Он ждал, чтобы я что-нибудь сказала, восхитилась. Какие усатые, сказала я.
Очень усатые, согласился Антон Антонович. А хвостатые какие!
Я подозвала официанта и попросила принести мне счет. На счете стояло мое имя и номер комнаты, мне нужно было только поставить подпись, расплачиваться можно было потом, когда выписываешься из комнаты. Подписавшись, я подняла глаза на моего собеседника. Он перекладывал кошачьи снимки с места на место и ждал, что разговор о его питомцах продолжится.
Кто же за ними ухаживает, пока вы здесь?
Моя домработница. У меня чудо какая домработница. И дом убирает, и еду готовит.
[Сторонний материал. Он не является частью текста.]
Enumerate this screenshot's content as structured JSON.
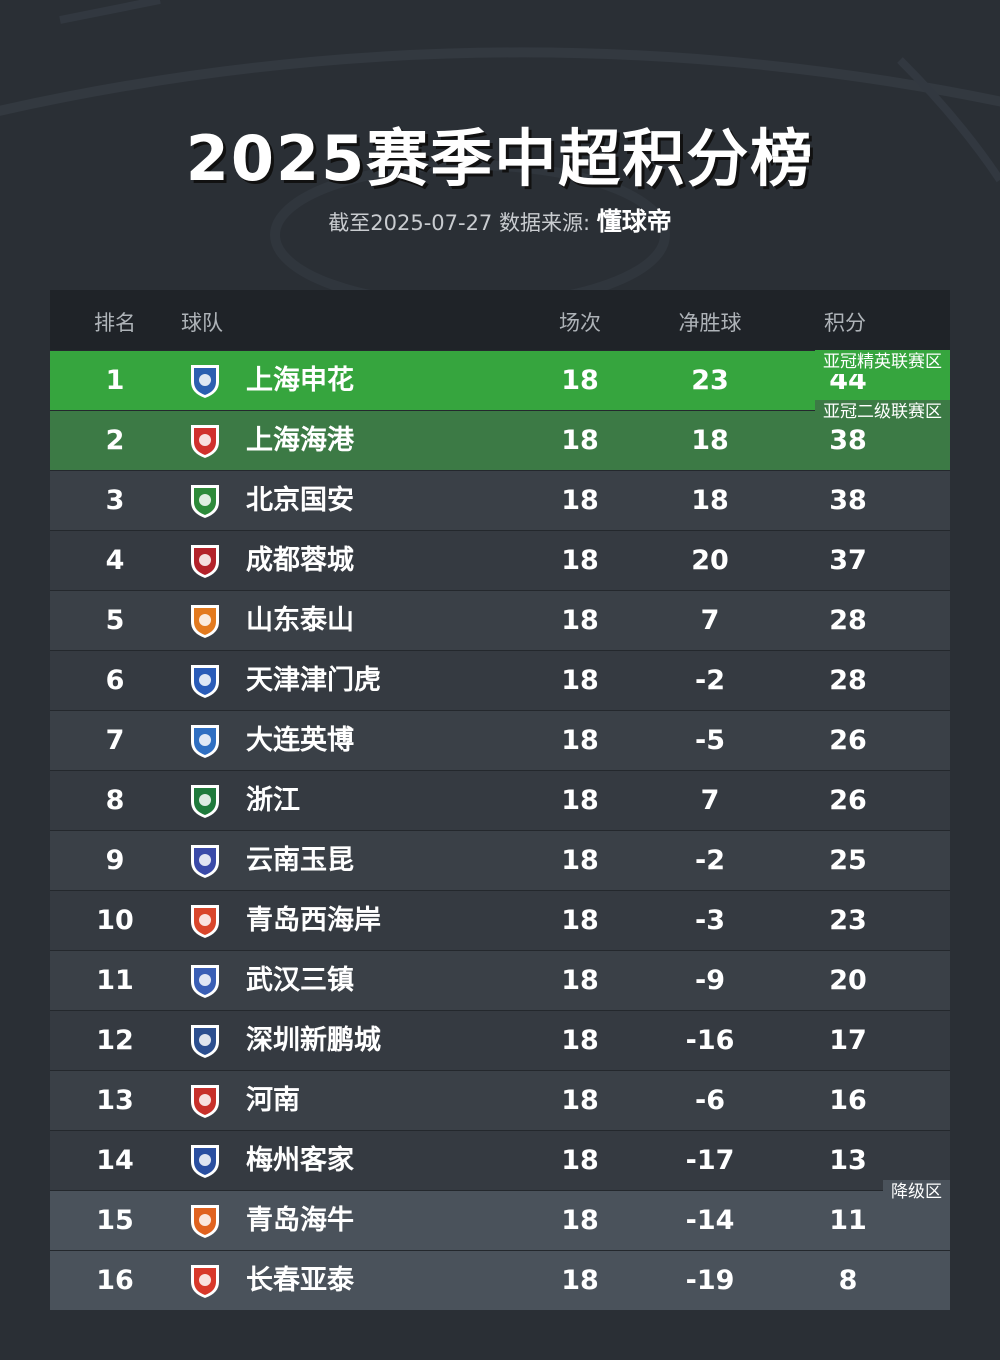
{
  "title": "2025赛季中超积分榜",
  "subtitle": {
    "prefix": "截至2025-07-27 数据来源: ",
    "brand": "懂球帝"
  },
  "columns": {
    "rank": "排名",
    "team": "球队",
    "played": "场次",
    "goal_diff": "净胜球",
    "points": "积分"
  },
  "zones": {
    "elite": "亚冠精英联赛区",
    "two": "亚冠二级联赛区",
    "relegation": "降级区"
  },
  "colors": {
    "elite_zone": "#36a53e",
    "two_zone": "#3c7a45",
    "relegation_zone": "#4a525b",
    "background": "#2a2f35"
  },
  "rows": [
    {
      "rank": "1",
      "team": "上海申花",
      "played": "18",
      "gd": "23",
      "pts": "44",
      "logo": "shenhua-logo",
      "color": "#2b5fb0"
    },
    {
      "rank": "2",
      "team": "上海海港",
      "played": "18",
      "gd": "18",
      "pts": "38",
      "logo": "haigang-logo",
      "color": "#d0312d"
    },
    {
      "rank": "3",
      "team": "北京国安",
      "played": "18",
      "gd": "18",
      "pts": "38",
      "logo": "guoan-logo",
      "color": "#2d8a3a"
    },
    {
      "rank": "4",
      "team": "成都蓉城",
      "played": "18",
      "gd": "20",
      "pts": "37",
      "logo": "rongcheng-logo",
      "color": "#b3222a"
    },
    {
      "rank": "5",
      "team": "山东泰山",
      "played": "18",
      "gd": "7",
      "pts": "28",
      "logo": "taishan-logo",
      "color": "#e37a1e"
    },
    {
      "rank": "6",
      "team": "天津津门虎",
      "played": "18",
      "gd": "-2",
      "pts": "28",
      "logo": "jinmenhu-logo",
      "color": "#2a5cb8"
    },
    {
      "rank": "7",
      "team": "大连英博",
      "played": "18",
      "gd": "-5",
      "pts": "26",
      "logo": "yingbo-logo",
      "color": "#2f6fc2"
    },
    {
      "rank": "8",
      "team": "浙江",
      "played": "18",
      "gd": "7",
      "pts": "26",
      "logo": "zhejiang-logo",
      "color": "#1f7a3c"
    },
    {
      "rank": "9",
      "team": "云南玉昆",
      "played": "18",
      "gd": "-2",
      "pts": "25",
      "logo": "yukun-logo",
      "color": "#3a4aa8"
    },
    {
      "rank": "10",
      "team": "青岛西海岸",
      "played": "18",
      "gd": "-3",
      "pts": "23",
      "logo": "xihaian-logo",
      "color": "#d9462b"
    },
    {
      "rank": "11",
      "team": "武汉三镇",
      "played": "18",
      "gd": "-9",
      "pts": "20",
      "logo": "sanzhen-logo",
      "color": "#3a5fb5"
    },
    {
      "rank": "12",
      "team": "深圳新鹏城",
      "played": "18",
      "gd": "-16",
      "pts": "17",
      "logo": "xinpengcheng-logo",
      "color": "#2c4f8f"
    },
    {
      "rank": "13",
      "team": "河南",
      "played": "18",
      "gd": "-6",
      "pts": "16",
      "logo": "henan-logo",
      "color": "#c7302a"
    },
    {
      "rank": "14",
      "team": "梅州客家",
      "played": "18",
      "gd": "-17",
      "pts": "13",
      "logo": "kejia-logo",
      "color": "#2a4fa0"
    },
    {
      "rank": "15",
      "team": "青岛海牛",
      "played": "18",
      "gd": "-14",
      "pts": "11",
      "logo": "hainiu-logo",
      "color": "#e0621f"
    },
    {
      "rank": "16",
      "team": "长春亚泰",
      "played": "18",
      "gd": "-19",
      "pts": "8",
      "logo": "yatai-logo",
      "color": "#d8382a"
    }
  ]
}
А еще одна женщина приходит ко мне мыть ванную и туалет. Вы заметили, что здесь можно встретить туалеты двух видов: один скорее европейский, в виде сиденья, а другой скорее азиатский, в виде дырки, над которой полагается сидеть на корточках? На самом деле, если вам интересно мое мнение, такой туалет намного гигиеничнее, чем тот, который распространен в Европе. Но, поскольку некоторые из нас моложе не становятся, в сидячем туалете тоже находится своя прелесть.
Мне показалось, что Антон Антонович готов пуститься в еще одну долгую тираду, на этот раз об отхожих местах.
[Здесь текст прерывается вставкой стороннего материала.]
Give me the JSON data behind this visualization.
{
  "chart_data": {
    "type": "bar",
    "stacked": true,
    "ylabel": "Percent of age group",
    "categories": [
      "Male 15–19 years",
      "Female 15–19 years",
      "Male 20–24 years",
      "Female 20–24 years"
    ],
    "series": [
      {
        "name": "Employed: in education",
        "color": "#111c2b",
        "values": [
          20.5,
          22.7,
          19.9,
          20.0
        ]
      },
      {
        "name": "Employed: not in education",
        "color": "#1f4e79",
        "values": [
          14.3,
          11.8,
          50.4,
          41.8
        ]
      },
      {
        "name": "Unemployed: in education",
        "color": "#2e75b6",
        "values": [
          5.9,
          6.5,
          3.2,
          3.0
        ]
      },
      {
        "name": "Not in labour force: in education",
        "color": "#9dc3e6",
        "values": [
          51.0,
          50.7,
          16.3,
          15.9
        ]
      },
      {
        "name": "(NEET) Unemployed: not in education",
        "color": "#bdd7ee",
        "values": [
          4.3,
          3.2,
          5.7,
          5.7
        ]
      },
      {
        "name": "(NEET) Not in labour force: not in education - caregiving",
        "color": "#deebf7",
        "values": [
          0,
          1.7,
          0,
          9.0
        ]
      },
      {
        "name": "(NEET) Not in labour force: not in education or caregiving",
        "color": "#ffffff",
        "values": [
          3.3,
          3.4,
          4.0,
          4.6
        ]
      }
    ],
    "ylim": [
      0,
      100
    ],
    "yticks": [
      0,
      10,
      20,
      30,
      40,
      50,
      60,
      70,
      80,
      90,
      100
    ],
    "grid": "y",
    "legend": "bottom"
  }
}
Но почему европеец так привязан к туалетной бумаге, это я вам, сударыня, объяснить не могу. Очищает она плохо и ведет к гибели множества деревьев, если только не делается из макулатуры. Но даже в таком случае загрязняет окружающую среду. Использование для этой цели воды опять же значительно лучше для человеческой гигиены. Так что, когда вы здесь увидите шланги с кувшинчиками, советую воспользоваться. Во много раз повышает эффективность процедуры.
Да, обязательно, сказала я, я обязательно попробую, но вы меня простите, после такого длинного перелета – я, понимаете ли, только сегодня прилетела – меня чего-то очень клонит в сон. Хотя беседовать с вами мне очень приятно, очень интересно, мы ведь завтра продолжим, не так ли?
Антон Антонович закивал и хотел опять сказать что-то, но на этот раз я заговорила первой:
Было очень приятно познакомиться. Я, пожалуй, пойду. Простите, что ухожу так рано. Очень спать хочется после перелета.
Я попыталась встать, но он стал говорить быстро, шевеля пальцами обеих рук, как будто пытался иллюстрировать то, о чем рассказывал:
А вы, Серафима Григорьевна, практикуете осознанные сновидения? Это, если вы не слышали, вид йоги, которой занимались уже древние тибетцы. Я сейчас как раз редактирую перевод трактата, трактата о йоге сновидений. Так вот, сударыня, – простите, что я вас задерживаю, но, может быть, это будет вам любопытно – перед тем, как попадете в объятия бога Морфея или же богини Свапнешвари, в зависимости от ваших предпочтений, – так вот, вкратце: если вы во сне поймете, что это сон, и научитесь управлять своим сном, то вам откроется иллюзорная природа всего сущего. Реальность, сударыня моя, которая кажется нам такой тяжелой и такой властной, на самом деле одноприродна сновидению, которое нам лишь грезится и которым мы можем научиться управлять.
Мы можем поговорить об этом завтра, сказала я и встала из-за стола.